Doctoring on the ice

This post may be most interesting to my medical colleagues.  But feel free to read if you'd like. 

The McMurdo General Hospital was built by the US Navy in the early 1970's.  It has since switched management to the NSF (National Science Foundation).  The building still has much of it's original structure and doors though thankfully most of the equipment has been updated.  It 's in a central location in town and though people don't necessarily drop by socially, they all know where we are and access is free for anyone on station.  We are open 6 days a week, no appointment needed though can be helpful in the busier summer months.

As the Lead Physician here at McMurdo, my primary task is to manage the health of the workers.  That includes employees of the ships that periodically come through and Scott Base (New Zealand's nearby base) when they need more than first aid.  In order to deploy here, everyone has to go through an extensive medical and dental evaluation and they have to physically "qualify" to be able to work and be here.  This process is more stringent in winter compared to summer due to the more severe weather conditions and less staff (including medical) to be able to help to survive the harsh environment.  One of the biggest factors in medical is that we cannot get patients to a higher level of care (like a hospital) in a timely fashion.  We don't have any airplanes permanently here on Antarctica.  Any planes that do fly down come from Christchurch, New Zealand which is a minimum 6 hour flight.  And that requires weather conditions that are conducive to flying and our airfield has to be adequately prepared.  In other words, if we have a serious medical condition that requires more than what we can offer, they may not survive the wait to have a plane fly down and also fly them back to New Zealand.

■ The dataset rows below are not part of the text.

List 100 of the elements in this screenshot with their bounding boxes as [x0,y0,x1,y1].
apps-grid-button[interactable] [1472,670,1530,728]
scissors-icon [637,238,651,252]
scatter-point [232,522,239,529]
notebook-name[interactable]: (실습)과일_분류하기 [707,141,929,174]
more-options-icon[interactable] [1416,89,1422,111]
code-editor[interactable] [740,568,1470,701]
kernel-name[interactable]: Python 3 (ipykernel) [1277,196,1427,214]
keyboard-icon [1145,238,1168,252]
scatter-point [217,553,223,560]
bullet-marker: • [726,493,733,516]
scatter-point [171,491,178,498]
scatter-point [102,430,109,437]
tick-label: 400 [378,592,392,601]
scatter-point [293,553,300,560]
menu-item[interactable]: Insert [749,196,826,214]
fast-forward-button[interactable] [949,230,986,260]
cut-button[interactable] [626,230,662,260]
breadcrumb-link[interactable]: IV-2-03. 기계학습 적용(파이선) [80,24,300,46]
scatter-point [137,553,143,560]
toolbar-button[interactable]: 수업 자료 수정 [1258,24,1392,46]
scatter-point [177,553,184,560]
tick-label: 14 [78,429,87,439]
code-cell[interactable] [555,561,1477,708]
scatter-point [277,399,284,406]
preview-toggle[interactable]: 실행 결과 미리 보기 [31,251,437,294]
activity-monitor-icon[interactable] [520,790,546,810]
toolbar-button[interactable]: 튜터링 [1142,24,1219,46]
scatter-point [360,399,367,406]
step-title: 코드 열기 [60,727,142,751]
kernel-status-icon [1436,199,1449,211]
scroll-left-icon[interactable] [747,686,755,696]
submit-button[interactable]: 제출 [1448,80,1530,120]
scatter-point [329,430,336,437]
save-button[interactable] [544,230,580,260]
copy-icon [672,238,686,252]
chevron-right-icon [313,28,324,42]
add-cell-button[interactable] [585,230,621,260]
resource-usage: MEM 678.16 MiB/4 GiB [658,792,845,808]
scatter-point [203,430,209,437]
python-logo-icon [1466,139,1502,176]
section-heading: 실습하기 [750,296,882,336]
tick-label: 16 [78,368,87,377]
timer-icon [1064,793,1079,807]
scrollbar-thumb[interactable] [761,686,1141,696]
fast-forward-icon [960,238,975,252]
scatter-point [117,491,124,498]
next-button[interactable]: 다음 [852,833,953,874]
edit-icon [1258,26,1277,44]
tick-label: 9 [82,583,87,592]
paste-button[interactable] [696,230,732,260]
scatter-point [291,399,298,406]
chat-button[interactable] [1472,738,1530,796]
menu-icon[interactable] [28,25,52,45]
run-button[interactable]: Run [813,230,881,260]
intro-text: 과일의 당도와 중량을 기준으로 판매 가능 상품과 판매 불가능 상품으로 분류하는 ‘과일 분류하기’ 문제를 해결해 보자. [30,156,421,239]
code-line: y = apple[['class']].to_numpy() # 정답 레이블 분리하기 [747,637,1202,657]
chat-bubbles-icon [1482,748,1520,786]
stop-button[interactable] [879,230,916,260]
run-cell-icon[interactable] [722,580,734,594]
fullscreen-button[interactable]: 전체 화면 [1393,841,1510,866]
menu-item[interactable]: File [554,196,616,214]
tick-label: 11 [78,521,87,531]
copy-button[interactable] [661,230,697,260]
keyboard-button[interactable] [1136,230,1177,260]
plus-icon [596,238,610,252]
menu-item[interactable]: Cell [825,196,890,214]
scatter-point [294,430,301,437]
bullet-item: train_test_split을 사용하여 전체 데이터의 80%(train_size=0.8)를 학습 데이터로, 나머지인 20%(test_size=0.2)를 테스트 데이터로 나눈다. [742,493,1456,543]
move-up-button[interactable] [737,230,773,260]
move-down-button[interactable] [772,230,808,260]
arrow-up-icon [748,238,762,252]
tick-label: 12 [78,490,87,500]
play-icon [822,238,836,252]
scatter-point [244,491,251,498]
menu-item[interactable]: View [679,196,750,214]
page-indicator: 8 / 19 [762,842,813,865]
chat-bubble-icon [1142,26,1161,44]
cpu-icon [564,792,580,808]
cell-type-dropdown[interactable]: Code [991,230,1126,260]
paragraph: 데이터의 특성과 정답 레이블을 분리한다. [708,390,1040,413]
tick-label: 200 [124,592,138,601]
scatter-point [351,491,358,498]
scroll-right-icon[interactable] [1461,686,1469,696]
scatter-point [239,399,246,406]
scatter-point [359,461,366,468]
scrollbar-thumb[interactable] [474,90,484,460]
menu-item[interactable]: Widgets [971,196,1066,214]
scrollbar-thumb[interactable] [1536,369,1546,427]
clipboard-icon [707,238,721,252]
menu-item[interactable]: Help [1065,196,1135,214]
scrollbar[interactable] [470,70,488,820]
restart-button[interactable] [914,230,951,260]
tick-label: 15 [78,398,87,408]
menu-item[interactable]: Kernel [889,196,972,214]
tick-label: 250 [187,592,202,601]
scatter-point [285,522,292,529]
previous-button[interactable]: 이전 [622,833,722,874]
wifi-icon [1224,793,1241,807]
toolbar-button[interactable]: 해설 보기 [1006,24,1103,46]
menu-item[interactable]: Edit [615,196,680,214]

Our trauma bay with ventilator, cardiac monitor with pacer and IV drips

Needless to say, this causes me some stress and worry.  I want to be as prepared as possible for any and all health related situations a patient may find themself in.  Because I'm not trained in Emergency Medicine, I haven't worked in an Intensive Care Unit and am not a surgeon, I have to rely on the training I got in medical school and residency.  So I've been brushing up... a lot.  The team that was here over summer was more robust with a couple nurses, a flight surgeon, a dentist and some other team members in addition to the lead doctor and PA.  I overlapped with some of them for my first week here, so had them orient and teach me as much of what might be useful as possible.  In winter, there are just 2 of us.  My PA had previously worked as a flight paramedic so he's comfortable with some of the procedural things that I'm a little rusty on.  But of course I want to be as proficient as I can be.

In my office enjoying some kiwi freshies

Specifically, I'm trying to review things like ACLS (Advanced Cardiovascular Life Support), how to intubate, IV hydration, drips and procedural sedation.  Thankfully I drew a fair amount of blood while working in Alaska so I can locate a vein and should be able to start IVs.  I feel competent about managing simple fractures and can reduce small fractures if needed, larger fractures or dislocations may be more challenging.  Managing pressors or antiarrhythmics are not in my wheelhouse so I'll need cardiology guidance which theoretically we have from UTMB in Galveston, TX.  And if we need a Medevac, a medical team from Christchurch will come down on the plane and accompany the patient back to Christchurch since neither myself or my PA can leave station.      


On a daily basis, we manage simple things like colds, scrapes and sprained ankles.  Sometimes there are more exciting things like a fish bone stuck in someone's throat that we were able to visualize and remove.  We can draw blood, run some labs and take x-rays.  I've had limited training on this but thankfully there are robust books and manuals available on how to run the machines.  There's ultrasound which my PA has taken to well and I'm dabbling in a bit.  We also have x-ray in dental, I figure as long as we can point and shoot at the ailing tooth, we may be ok (??).  In theory, there are specialists back in the US available by phone and even VTC (video teleconferencing) if we need them.

Our simple x-ray room with an older machine (yellow) and the newer but broken one off to the side

Dental is a space I'm definitely not comfortable in since that's not something I've ever been taught.  Anyone I've seen back in the US with a tooth problem in primary or urgent care has been referred to see a dentist.  Since there won't be a dentist here at McMurdo until summer, anyone with a toothache is now my problem.  I should be able to distinguish between an infection or a cavity.  An infection I can handle.  But I'm also expected to drill and fill cavities when plausible, recement crowns.  We have a bunch of human teeth to practice on (!!), it's quite something.  I think I'll be able to do some simple repairs, at least get the patient through until they can fly up to New Zealand for more proper treatment.  But yikes.

Our dental suite, makes me nervous just thinking about it

There are many unknowns but I have to trust that we have enough medical knowledge and experience to get us through this winter season.  Though a lot is on my shoulders, there is remote support and everyone wants the best for the patients here.  As the days get darker, I pray that we are able to stay clear about our objectives and do the best we can with the limited resources available.  It's a demanding process and I need to be up for the challenge.